The start of writing for me really came when I started reading. A friend in High School, junior year, told me to read a book. She handed me Harpy Thyme by Piers Anthony. I devoured it. Literally the first book I ever read for pleasure. I never stopped from there. I’ve read maybe 20 of Piers Anthony’s books at this point. I picked up other authors. David Eddings, Neil Gaiman, Larry Niven, Michael Crichton, C. Dale Brittain (she writes my all-time favorite series called the Wizard of Yurt series), George Orwell (1984 is my all-time fave book), Lemony Snicket, a little Terry Brooks. My writing took an obvious turn into expansive high fantasy stories with no possible end in sight and tons of unnecessary characters.
By the time I was almost 30, I’d matured enough to complete some stories. I’ve self-published two of them. After I self-published my novel called Glyph Writers: The Wish Glyph, I struggled to find a voice again. I did finish a sequel to the novel, but it’s sitting unedited on a drive somewhere. Everything else I’d attempted hit a block.

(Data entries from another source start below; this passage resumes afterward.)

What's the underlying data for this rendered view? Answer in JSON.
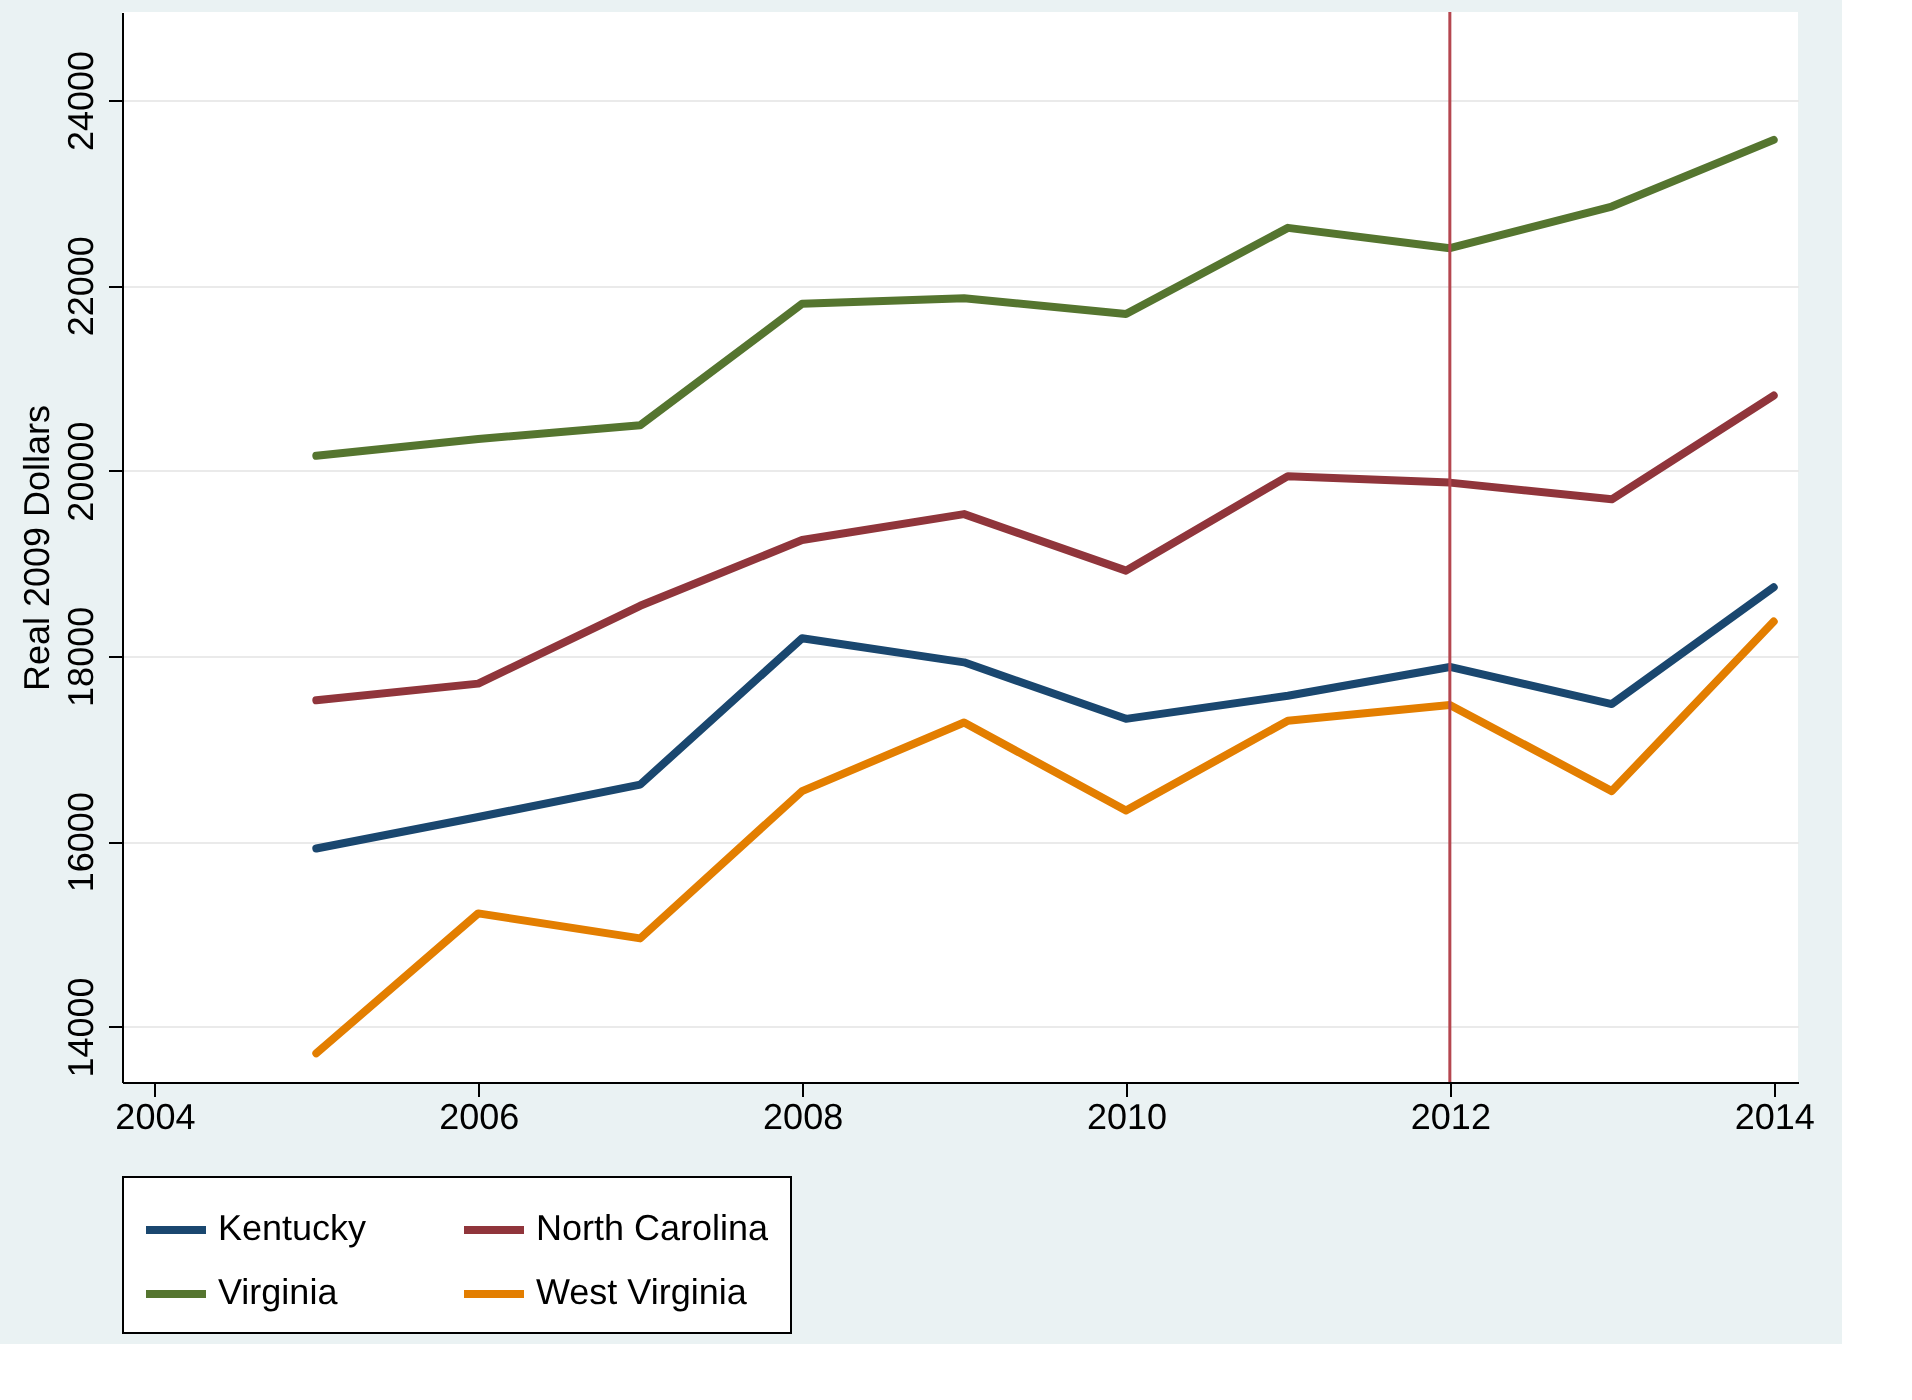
{
  "chart_data": {
    "type": "line",
    "ylabel": "Real 2009 Dollars",
    "x": [
      2005,
      2006,
      2007,
      2008,
      2009,
      2010,
      2011,
      2012,
      2013,
      2014
    ],
    "series": [
      {
        "name": "Kentucky",
        "color": "#1a476f",
        "values": [
          15920,
          16260,
          16610,
          18190,
          17930,
          17320,
          17570,
          17880,
          17480,
          18740
        ]
      },
      {
        "name": "North Carolina",
        "color": "#90353b",
        "values": [
          17520,
          17700,
          18540,
          19250,
          19530,
          18920,
          19940,
          19870,
          19690,
          20810
        ]
      },
      {
        "name": "Virginia",
        "color": "#55752f",
        "values": [
          20160,
          20340,
          20490,
          21800,
          21860,
          21690,
          22620,
          22400,
          22850,
          23570
        ]
      },
      {
        "name": "West Virginia",
        "color": "#e37e00",
        "values": [
          13710,
          15220,
          14950,
          16540,
          17280,
          16330,
          17300,
          17470,
          16540,
          18370
        ]
      }
    ],
    "xlim": [
      2003.8,
      2014.15
    ],
    "xticks": [
      2004,
      2006,
      2008,
      2010,
      2012,
      2014
    ],
    "ylim": [
      13400,
      24950
    ],
    "yticks": [
      14000,
      16000,
      18000,
      20000,
      22000,
      24000
    ],
    "ref_lines": [
      {
        "axis": "x",
        "value": 2012,
        "color": "#b5464f"
      }
    ],
    "grid": "y",
    "legend": "bottom"
  }
}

Then my life took a little change in direction. I started reading a book called Living Dharma that highlighted 12 interviews with Theravada Buddhist masters. Buddhism became something important to me. The Buddhist that I took to the most was a man named Achaan Chaa. In his answers, he spoke about mindfulness, being centered, recognizing suffering, all the normal Buddhist topics. But what stood out to me about him was his approach. Every answer he gave had a theme. Mindfulness is only the destination. There is no right or wrong way to get there. Some people might sit on the floor and meditate for ten hours. Some people might meditate while exercising. The path is yours to choose. But if you find mindfulness, if you center yourself, if you recognize suffering and rise above it, then the path is correct no matter what it is. So this got me thinking.

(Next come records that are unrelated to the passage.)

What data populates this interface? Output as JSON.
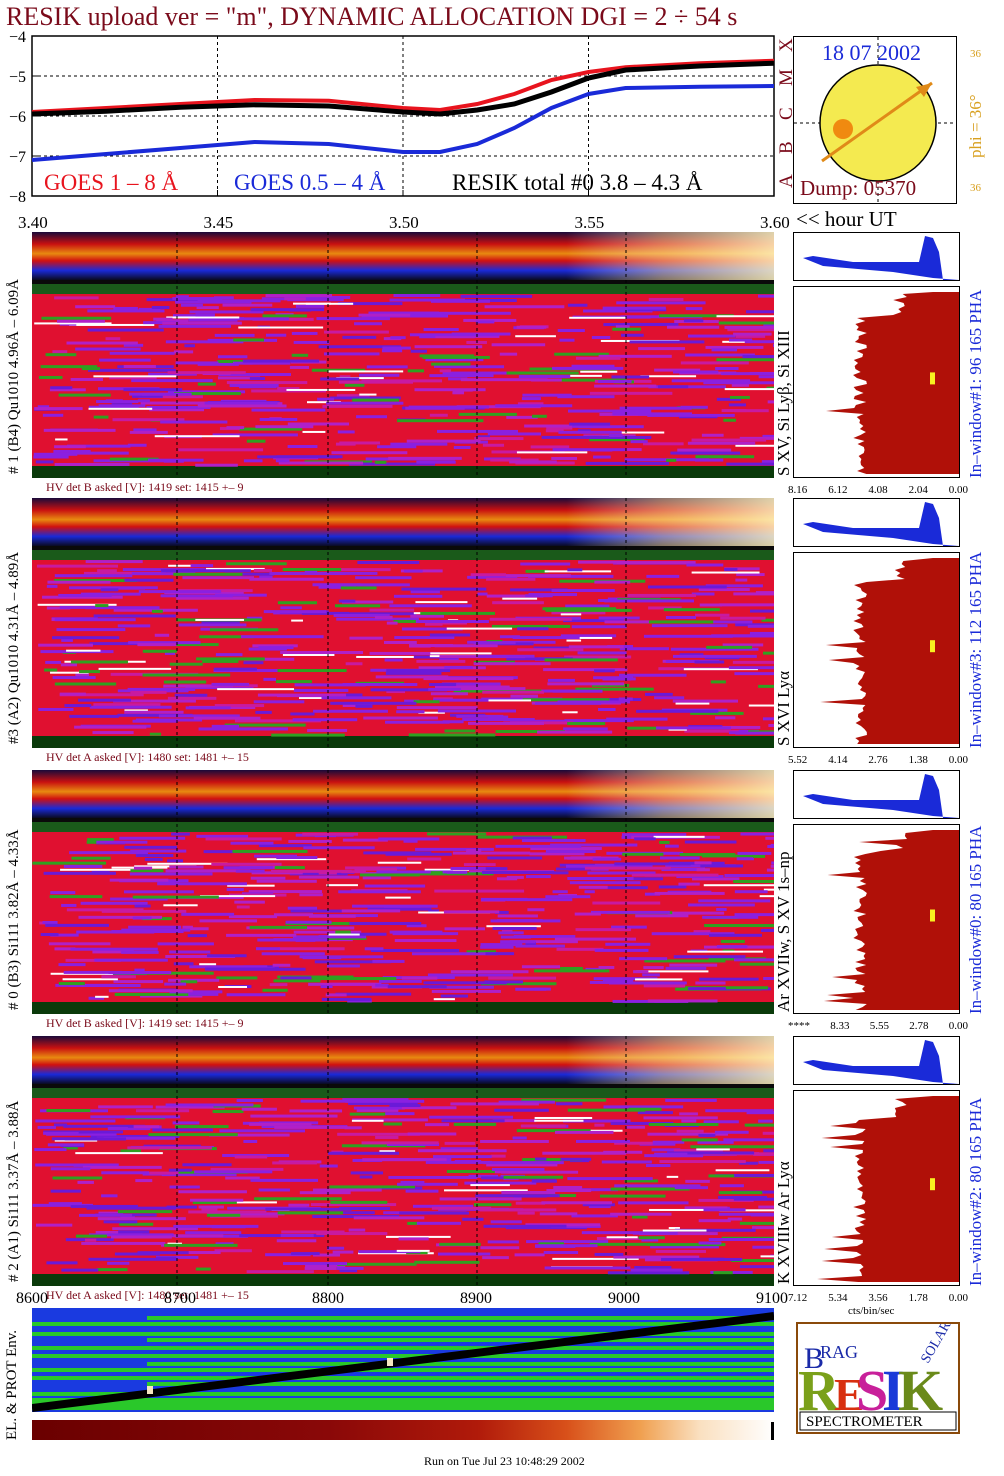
{
  "title": "RESIK upload ver = \"m\", DYNAMIC ALLOCATION  DGI =   2 ÷  54 s",
  "date": "18 07 2002",
  "dump": "Dump: 05370",
  "phi_label": "phi = 36°",
  "phi_tick": "36",
  "goes_classes": [
    "X",
    "M",
    "C",
    "B",
    "A"
  ],
  "hour_label": "<< hour UT",
  "legend": {
    "goes_long": "GOES 1 – 8 Å",
    "goes_short": "GOES 0.5 – 4 Å",
    "resik_total": "RESIK total #0  3.8 – 4.3 Å"
  },
  "colors": {
    "goes_long": "#e8141e",
    "goes_short": "#1a2ad8",
    "resik": "#000000",
    "title": "#7a0a1a",
    "pha_blue": "#1a2ad8",
    "pha_red": "#b01008",
    "phi": "#d8a020"
  },
  "chart_data": {
    "type": "line",
    "x": [
      3.4,
      3.42,
      3.44,
      3.46,
      3.48,
      3.5,
      3.51,
      3.52,
      3.53,
      3.54,
      3.55,
      3.56,
      3.58,
      3.6
    ],
    "series": [
      {
        "name": "GOES 1 – 8 Å",
        "values": [
          -5.9,
          -5.8,
          -5.7,
          -5.6,
          -5.62,
          -5.8,
          -5.85,
          -5.7,
          -5.45,
          -5.1,
          -4.9,
          -4.78,
          -4.68,
          -4.62
        ]
      },
      {
        "name": "GOES 0.5 – 4 Å",
        "values": [
          -7.1,
          -6.95,
          -6.8,
          -6.65,
          -6.7,
          -6.9,
          -6.9,
          -6.7,
          -6.3,
          -5.8,
          -5.45,
          -5.3,
          -5.27,
          -5.25
        ]
      },
      {
        "name": "RESIK total #0  3.8 – 4.3 Å",
        "values": [
          -5.95,
          -5.88,
          -5.78,
          -5.72,
          -5.75,
          -5.9,
          -5.95,
          -5.85,
          -5.7,
          -5.4,
          -5.05,
          -4.85,
          -4.75,
          -4.68
        ]
      }
    ],
    "xlim": [
      3.4,
      3.6
    ],
    "ylim": [
      -8,
      -4
    ],
    "yticks": [
      "−4",
      "−5",
      "−6",
      "−7",
      "−8"
    ],
    "xticks": [
      "3.40",
      "3.45",
      "3.50",
      "3.55",
      "3.60"
    ],
    "grid": true
  },
  "panels": [
    {
      "label": "# 1 (B4) Qu1010 4.96Å – 6.09Å",
      "right_label": "S XV, Si Lyβ, Si XIII",
      "window": "In–window#1:  96 165  PHA",
      "hv": "HV det B asked [V]:  1419 set:  1415 +–   9",
      "pha_ticks": [
        "8.16",
        "6.12",
        "4.08",
        "2.04",
        "0.00"
      ],
      "extra": ""
    },
    {
      "label": "#3 (A2) Qu1010  4.31Å – 4.89Å",
      "right_label": "S XVI Lyα",
      "window": "In–window#3:  112 165  PHA",
      "hv": "HV det A asked [V]:  1480 set:  1481 +–   15",
      "pha_ticks": [
        "5.52",
        "4.14",
        "2.76",
        "1.38",
        "0.00"
      ],
      "extra": ""
    },
    {
      "label": "# 0 (B3) Si111  3.82Å – 4.33Å",
      "right_label": "Ar XVIIw, S XV 1s–np",
      "window": "In–window#0:  80 165  PHA",
      "hv": "HV det B asked [V]:  1419 set:  1415 +–   9",
      "pha_ticks": [
        "8.33",
        "5.55",
        "2.78",
        "0.00"
      ],
      "extra": "****"
    },
    {
      "label": "# 2 (A1) Si111  3.37Å – 3.88Å",
      "right_label": "K XVIIIw  Ar Lyα",
      "window": "In–window#2:  80 165  PHA",
      "hv": "HV det A asked [V]:  1480 set:  1481 +–   15",
      "pha_ticks": [
        "7.12",
        "5.34",
        "3.56",
        "1.78",
        "0.00"
      ],
      "extra": ""
    }
  ],
  "pha_unit": "cts/bin/sec",
  "bottom_xticks": [
    "8600",
    "8700",
    "8800",
    "8900",
    "9000",
    "9100"
  ],
  "env_label": "EL. & PROT Env.",
  "logo": {
    "letters": "RESIK",
    "top": "BRAG",
    "side": "SOLAR",
    "banner": "SPECTROMETER"
  },
  "run_on": "Run on Tue Jul 23 10:48:29 2002"
}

I changed. This philosophy helped find evenness. In being even, even keeled, even minded, balanced. In being balanced, I found myself accepting everything around me. Not only did that include other people, but it included myself. I looked at myself differently. I discovered that I was a little different than I used to think. Deep in my mind, in my heart, I met myself anew.

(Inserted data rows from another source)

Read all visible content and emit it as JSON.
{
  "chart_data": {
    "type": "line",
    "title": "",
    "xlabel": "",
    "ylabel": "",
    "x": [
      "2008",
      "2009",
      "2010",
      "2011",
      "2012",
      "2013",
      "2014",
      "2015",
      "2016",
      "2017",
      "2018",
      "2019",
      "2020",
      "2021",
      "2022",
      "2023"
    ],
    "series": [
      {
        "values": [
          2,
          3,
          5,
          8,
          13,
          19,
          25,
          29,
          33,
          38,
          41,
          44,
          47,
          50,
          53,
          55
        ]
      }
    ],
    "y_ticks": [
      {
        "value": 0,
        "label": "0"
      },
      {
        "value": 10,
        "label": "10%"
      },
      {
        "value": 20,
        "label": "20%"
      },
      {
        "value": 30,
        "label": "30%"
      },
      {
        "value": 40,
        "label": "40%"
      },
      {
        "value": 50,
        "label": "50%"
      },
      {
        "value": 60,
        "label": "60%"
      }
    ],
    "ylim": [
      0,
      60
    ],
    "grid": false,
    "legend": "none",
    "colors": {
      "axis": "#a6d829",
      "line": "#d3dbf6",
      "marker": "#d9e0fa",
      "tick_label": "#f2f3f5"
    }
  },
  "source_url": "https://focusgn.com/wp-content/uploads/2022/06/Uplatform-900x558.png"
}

To generalize, I became accepting. Acceptance, I believe, is the key to all things. I could go on and on about it, but I’ll leave that for another time. Anyway, acceptance is the theme of Misophonica. It’s about people accepting each other and themselves and finding love. Because I believe that once we learn acceptance, the result is love.
So I started writing a story about Elliot, the protagonist in Misophonica. I had a singular thought of “what if…” It grew into Misophonica, but not initially as a script. I started it as a novel, as prose. The blocks were unrelenting. I couldn’t grasp a narrative that suited the story or these characters. So I pivoted.
I looked up how to format a script, I used existing scripts as guides, and I turned Misophonica into a script. And I absolutely love it.
I love small stories that have a lot of heart that don’t last long. I love movies like The Last Kiss, Manchester by the Sea, I’m really excited for the Big Sick, because these are compact stories, that don’t take place across a giant time line, that reduce the small cast to dealing with an emotionally charged situation. I love that stuff. I like to think I’ve captured that in Misophonica.
So there you go, everyone. The story of the story.